リーダーたちは首をかしげる。あんなにはっきりと合意形成ができたのに、なぜ進捗が滞っているのだろう?

こうした乖離が起こりがちなのは、合意形成は簡単だが、実行に向けたアラインメント(またはアライメント。複数部門間の認識合わせ・細かなすり合わせといった意味合い)はそうはいかないからだ。合意が意味するものは、一時的な承諾でしかない。アラインメントには、共通理解、コミットメント、協調の取れたアクションが必要だ。リーダーはしばしば、合意とアラインメントを混同してしまう。

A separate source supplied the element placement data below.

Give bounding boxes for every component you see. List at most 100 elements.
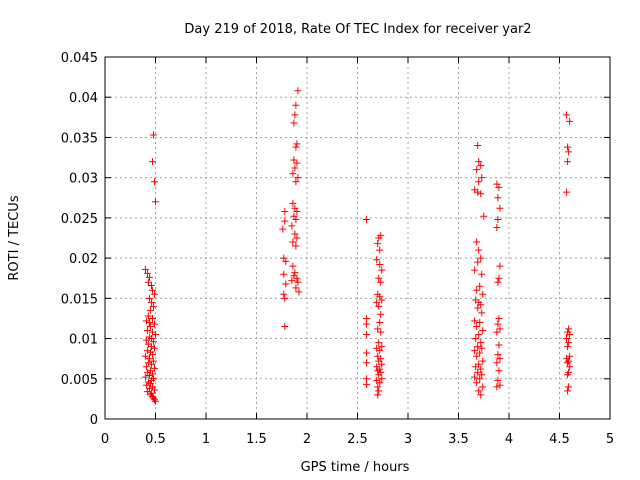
- data-point: [292, 242, 300, 250]
- data-point: [148, 314, 156, 322]
- data-point: [474, 141, 482, 149]
- data-point: [475, 246, 483, 254]
- x-tick-labels: 0 0.5 1 1.5 2 2.5 3 3.5 4 4.5 5: [101, 432, 614, 447]
- data-point: [565, 357, 573, 365]
- data-point: [149, 131, 157, 139]
- data-point: [373, 298, 381, 306]
- data-point: [293, 207, 301, 215]
- data-point: [494, 376, 502, 384]
- data-point: [152, 331, 159, 339]
- data-point: [474, 304, 482, 312]
- data-point: [564, 143, 572, 151]
- data-point: [141, 265, 149, 273]
- data-point: [150, 364, 158, 372]
- data-point: [564, 343, 572, 351]
- data-point: [288, 222, 296, 230]
- data-point: [476, 318, 484, 326]
- data-point: [480, 212, 488, 220]
- x-tick-label: 3: [404, 432, 412, 447]
- data-point: [477, 301, 485, 309]
- data-point: [374, 383, 382, 391]
- data-point: [496, 204, 504, 212]
- data-point: [281, 207, 289, 215]
- data-point: [145, 273, 153, 281]
- data-point: [374, 240, 382, 248]
- data-point: [374, 325, 382, 333]
- data-point: [471, 347, 479, 355]
- data-point: [289, 262, 297, 270]
- data-point: [476, 282, 484, 290]
- data-point: [141, 373, 149, 381]
- y-tick-label: 0.045: [61, 51, 98, 66]
- data-point: [563, 335, 571, 343]
- data-point: [474, 343, 482, 351]
- data-point: [472, 363, 480, 371]
- data-point: [477, 365, 485, 373]
- x-axis-label: GPS time / hours: [301, 460, 410, 475]
- data-point: [373, 256, 381, 264]
- data-point: [564, 158, 572, 166]
- y-tick-label: 0: [90, 413, 98, 428]
- data-point: [566, 117, 574, 125]
- data-point: [144, 359, 152, 367]
- x-tick-label: 0.5: [145, 432, 166, 447]
- x-tick-label: 4: [505, 432, 513, 447]
- data-point: [564, 387, 572, 395]
- data-point: [149, 338, 157, 346]
- y-tick-label: 0.015: [61, 292, 98, 307]
- data-point: [363, 349, 371, 357]
- data-point: [148, 286, 156, 294]
- data-point: [291, 164, 299, 172]
- data-point: [495, 274, 503, 282]
- data-point: [148, 158, 156, 166]
- data-point: [495, 183, 503, 191]
- data-point: [279, 225, 287, 233]
- data-point: [152, 198, 159, 206]
- data-point: [142, 381, 150, 389]
- data-point: [289, 170, 297, 178]
- data-point: [493, 359, 501, 367]
- x-tick-label: 4.5: [549, 432, 570, 447]
- data-point: [147, 298, 155, 306]
- y-tick-label: 0.01: [69, 333, 98, 348]
- data-point: [471, 317, 479, 325]
- data-point: [144, 278, 152, 286]
- data-point: [494, 278, 502, 286]
- x-tick-label: 3.5: [448, 432, 469, 447]
- data-point: [479, 383, 487, 391]
- x-tick-label: 1: [202, 432, 210, 447]
- data-point: [495, 314, 503, 322]
- data-point: [292, 101, 300, 109]
- data-point: [493, 224, 501, 232]
- x-tick-label: 2: [303, 432, 311, 447]
- data-point: [496, 262, 504, 270]
- data-point: [294, 278, 302, 286]
- data-point: [475, 331, 483, 339]
- data-point: [146, 322, 154, 330]
- data-point: [291, 111, 299, 119]
- data-point: [475, 387, 483, 395]
- data-point: [378, 375, 386, 383]
- data-point: [292, 143, 300, 151]
- data-point: [564, 359, 572, 367]
- data-point: [473, 238, 481, 246]
- data-point: [288, 277, 296, 285]
- plot-border: [104, 56, 611, 420]
- data-point: [375, 339, 383, 347]
- data-point: [145, 355, 153, 363]
- y-tick-label: 0.02: [69, 252, 98, 267]
- data-point: [292, 284, 300, 292]
- data-point: [377, 310, 385, 318]
- data-point: [377, 232, 385, 240]
- data-point: [566, 363, 574, 371]
- data-point: [294, 174, 302, 182]
- data-point: [495, 367, 503, 375]
- x-tick-label: 5: [606, 432, 614, 447]
- data-point: [141, 352, 149, 360]
- data-point: [282, 280, 290, 288]
- data-point: [289, 199, 297, 207]
- data-point: [476, 349, 484, 357]
- data-point: [374, 367, 382, 375]
- data-point: [375, 302, 383, 310]
- data-point: [143, 388, 151, 396]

人が合意する理由はさまざまだが、その多くは、本心からの賛同とは無関係だ。具体的には、対立を避けたい、協力的な人物として見られたい、あるいは、会議室にいる上司の意見がすでに固まっているといったものだ。ヒエラルキーが明確な場面では、沈黙は合意と誤解されやすい。だが、沈黙はアラインメントを意味しない。沈黙とは、「意見を決めかねている状態」であり、それはやがて表面化する。

合意とアラインメントを混同することのコストは、現場で露呈する。各チームは、同じ計画に従っていると信じて、合意内容を独自の解釈に基づいて遂行する。方針の不一致が表面化する頃には、時間が浪費され、信頼が損なわれている。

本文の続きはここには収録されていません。